Passed at session-create time. Never persisted, never logged by value. Injected once into the sandbox pod and discarded after launch. Use these for short-lived or per-user secrets such as a CI token scoped to a single run.
Both accept a Record<string, string> with a maximum of 50 keys and a combined JSON-encoded size of 16 KB. Per-session values take precedence over agent-level values when the same key appears in both.
Credentials you set in agent-level env_vars flow through the vault proxy. The agent sees stub values (e.g. GITHUB_TOKEN=stub_github_a8f1); the vault swaps them for real values on every outbound TLS connection. See Credential vault for details.

Reserved keys

The following keys are managed by the platform and cannot appear in env_vars. The API returns 400 if you include any of them.
REPO_URL  BRANCH  LITELLM_API_KEY  LITELLM_API_BASE
LITELLM_DEFAULT_MODEL  AGENT_PROMPT  PORT  GIT_TOKEN  AGENT_REQUIREMENTS
GIT_TOKEN is reserved because the sandbox entrypoint uses it for clone-and-wipe: it is erased from the environment immediately after git clone so the agent cannot read it back. If you need a token that survives into the agent shell (for example to run gh pr create), pass it as GITHUB_TOKEN or GH_TOKEN instead.

Skills attached to agents

A skill is a reusable block of instructions you write once and attach to any number of agents.
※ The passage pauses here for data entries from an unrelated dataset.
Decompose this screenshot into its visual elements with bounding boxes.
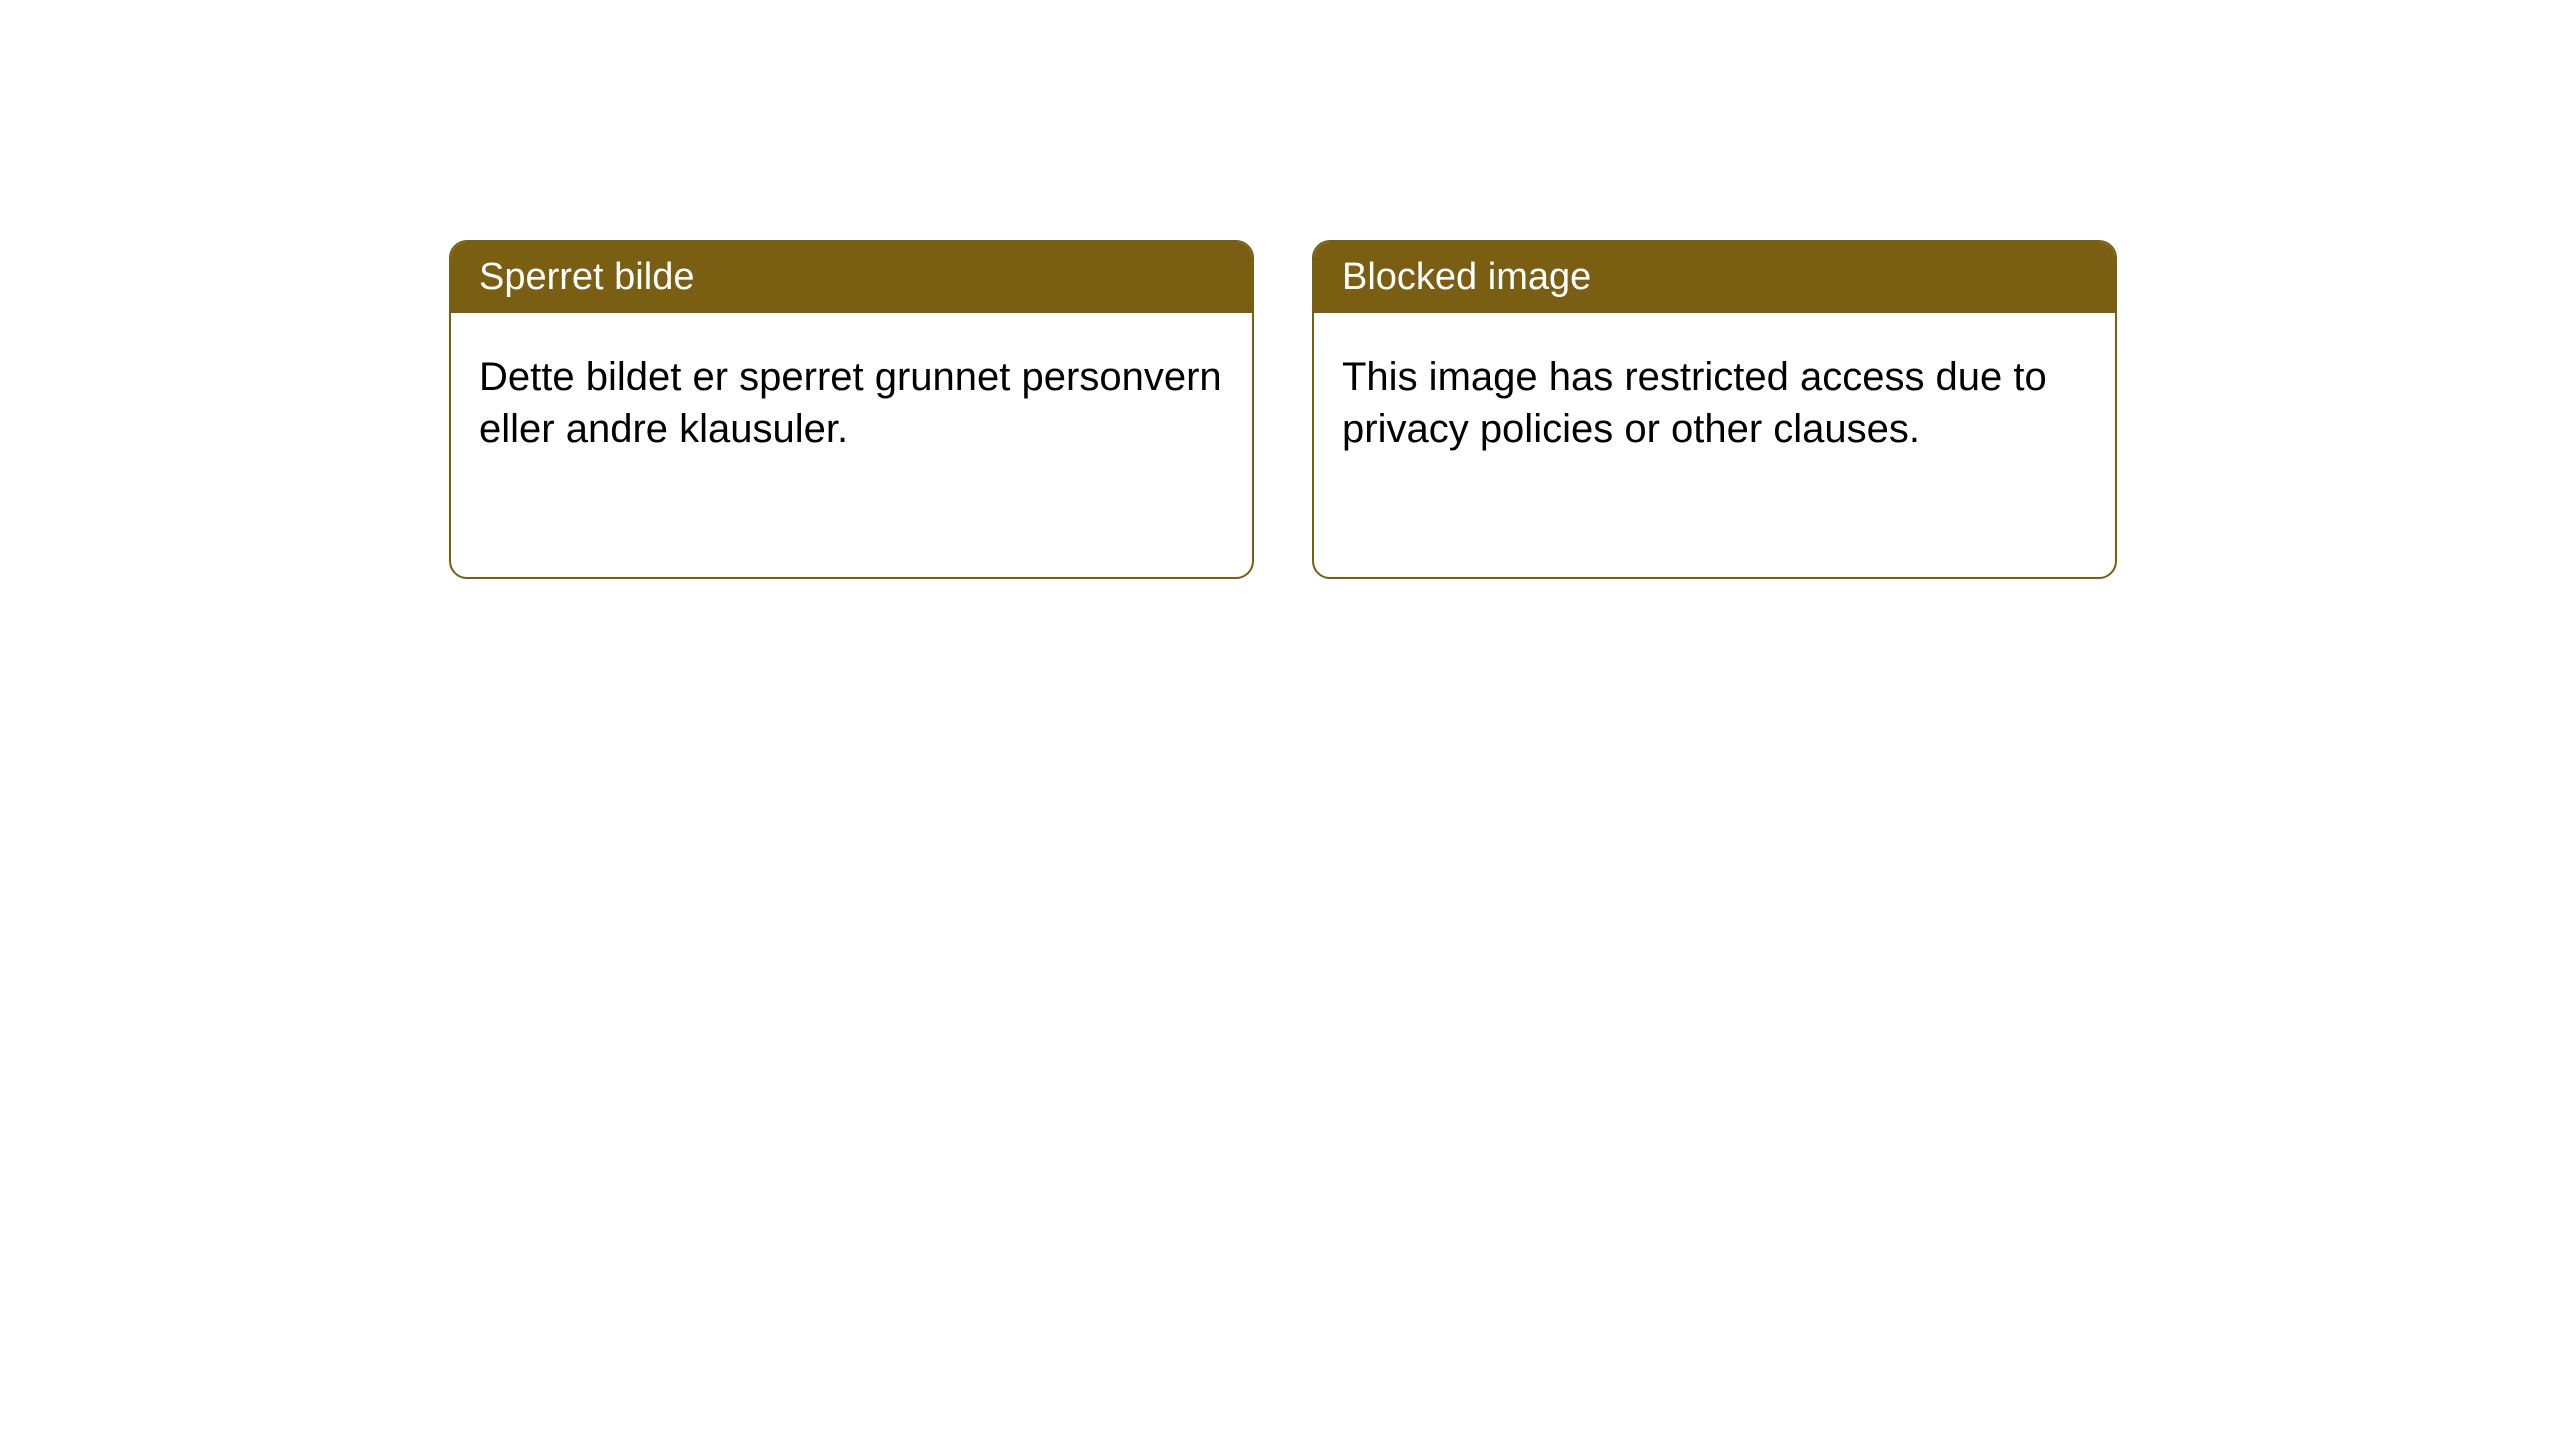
notice-title-norwegian: Sperret bilde <box>451 242 1252 313</box>
notice-box-norwegian: Sperret bilde Dette bildet er sperret gr… <box>449 240 1254 579</box>
notice-body-english: This image has restricted access due to … <box>1314 313 2115 483</box>
notice-box-english: Blocked image This image has restricted … <box>1312 240 2117 579</box>
notice-title-english: Blocked image <box>1314 242 2115 313</box>
notice-body-norwegian: Dette bildet er sperret grunnet personve… <box>451 313 1252 483</box>
notice-container: Sperret bilde Dette bildet er sperret gr… <box>449 240 2117 579</box>
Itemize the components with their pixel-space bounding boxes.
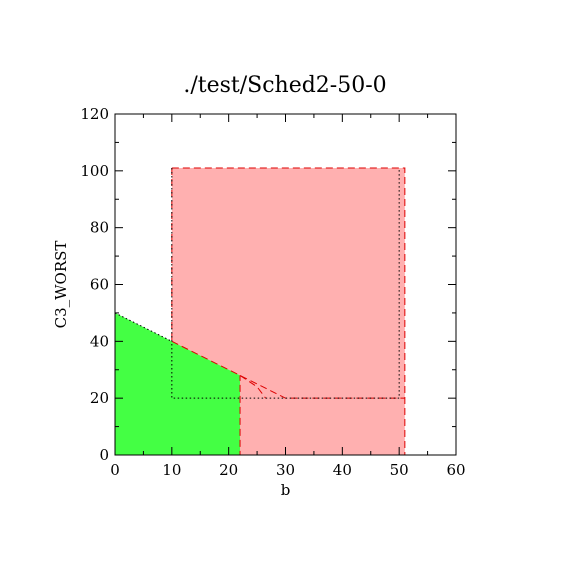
series-line-4 xyxy=(171,167,400,399)
y-tick-label: 20 xyxy=(90,389,109,407)
region-region-pink-0 xyxy=(171,167,405,455)
series-line-2 xyxy=(239,375,267,399)
x-tick-label: 30 xyxy=(276,461,295,479)
y-tick-label: 120 xyxy=(80,105,109,123)
x-axis-label: b xyxy=(281,481,291,499)
chart-title: ./test/Sched2-50-0 xyxy=(183,73,386,98)
x-tick-label: 60 xyxy=(446,461,465,479)
series-line-1 xyxy=(171,340,405,399)
series-line-5 xyxy=(114,312,173,342)
y-tick-label: 60 xyxy=(90,276,109,294)
y-tick-label: 40 xyxy=(90,332,109,350)
x-tick-label: 50 xyxy=(390,461,409,479)
x-tick-label: 10 xyxy=(162,461,181,479)
axis-ticks: 0 10 20 30 40 50 60 0 20 40 60 80 100 120 xyxy=(80,105,465,479)
x-tick-label: 0 xyxy=(110,461,120,479)
y-tick-label: 0 xyxy=(99,446,109,464)
y-tick-label: 80 xyxy=(90,219,109,237)
plot-regions xyxy=(115,167,405,455)
x-tick-label: 20 xyxy=(219,461,238,479)
y-axis-label: C3_WORST xyxy=(52,241,70,329)
x-tick-label: 40 xyxy=(333,461,352,479)
region-feasible-green-0 xyxy=(115,312,241,455)
y-tick-label: 100 xyxy=(80,162,109,180)
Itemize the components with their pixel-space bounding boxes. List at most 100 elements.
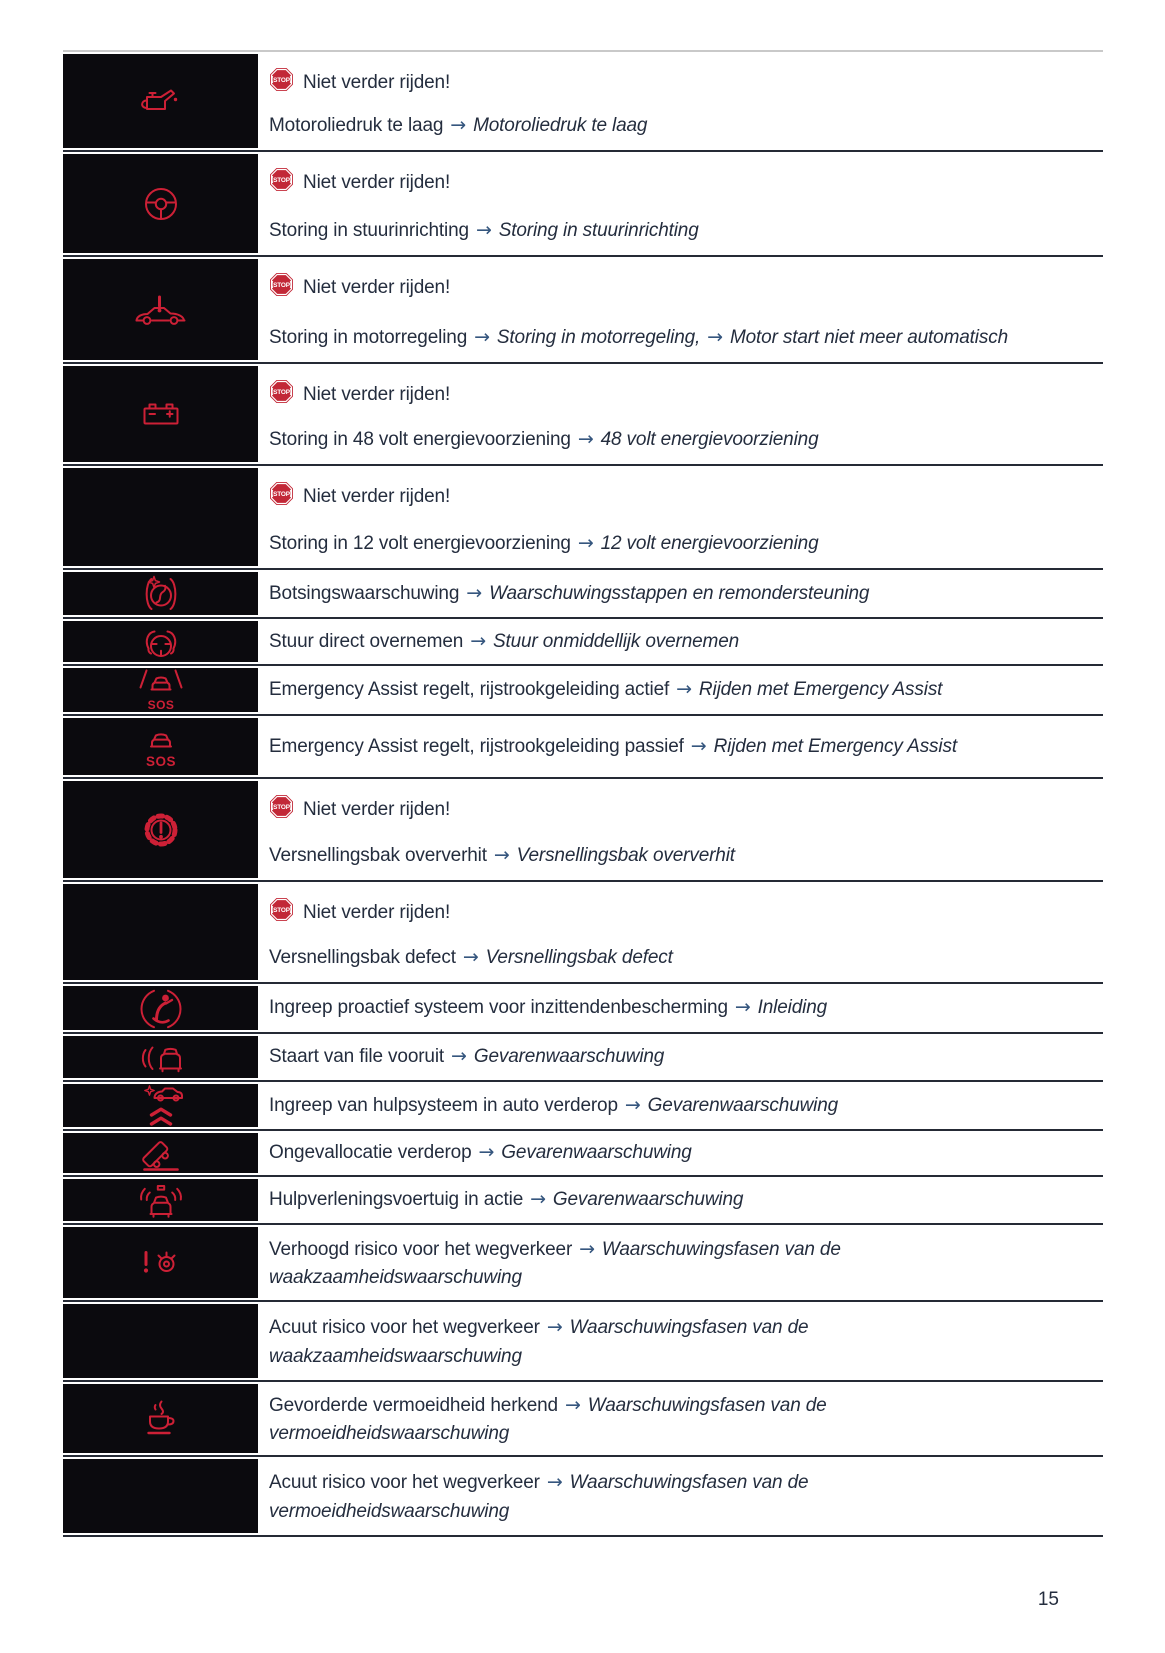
row-description: Acuut risico voor het wegverkeer → Waarsch… [258,1457,1103,1535]
hands-on-wheel-icon [145,630,176,657]
arrow-icon: → [470,629,486,652]
stop-badge: STOP [269,379,294,410]
row-text: Versnellingsbak oververhit [269,844,487,866]
row-description-line: Acuut risico voor het wegverkeer → Waarsch… [269,1468,809,1526]
row-text: Versnellingsbak defect [269,946,456,968]
stop-warning-line: STOP Niet verder rijden! [269,167,1097,198]
row-description: Botsingswaarschuwing → Waarschuwingsstappe… [258,570,1103,617]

Each attached skill is appended as a <!-- skill:<id> --> block in the agent’s system prompt and materialized as a file inside every sandbox at boot. Attach skills at agent-create time with skill_ids:
{
  "name": "my-agent",
  "model": "anthropic/claude-opus-4-7",
  "skill_ids": ["skill_abc123", "skill_def456"]
}
The attached_skill_ids field on the ApiAgent response reflects the currently attached skills in attach order.

Sessions over an agent’s lifetime

An agent is a long-lived configuration object. It does not consume any compute by itself. When you need work done, you create a session — a live sandbox pod scoped to that agent. The pod boots, clones the configured repository, loads the system prompt, and waits for messages. When the session ends (after 24 hours of inactivity, or when you delete it), the pod is torn down and resources are released. The agent persists unchanged, ready for the next session.
Use the warm pool to pre-provision sandbox pods for your most active agents. The platform claims a warm pod for a new session instead of booting a cold one, reducing session start time from ~10 seconds to under 2 seconds.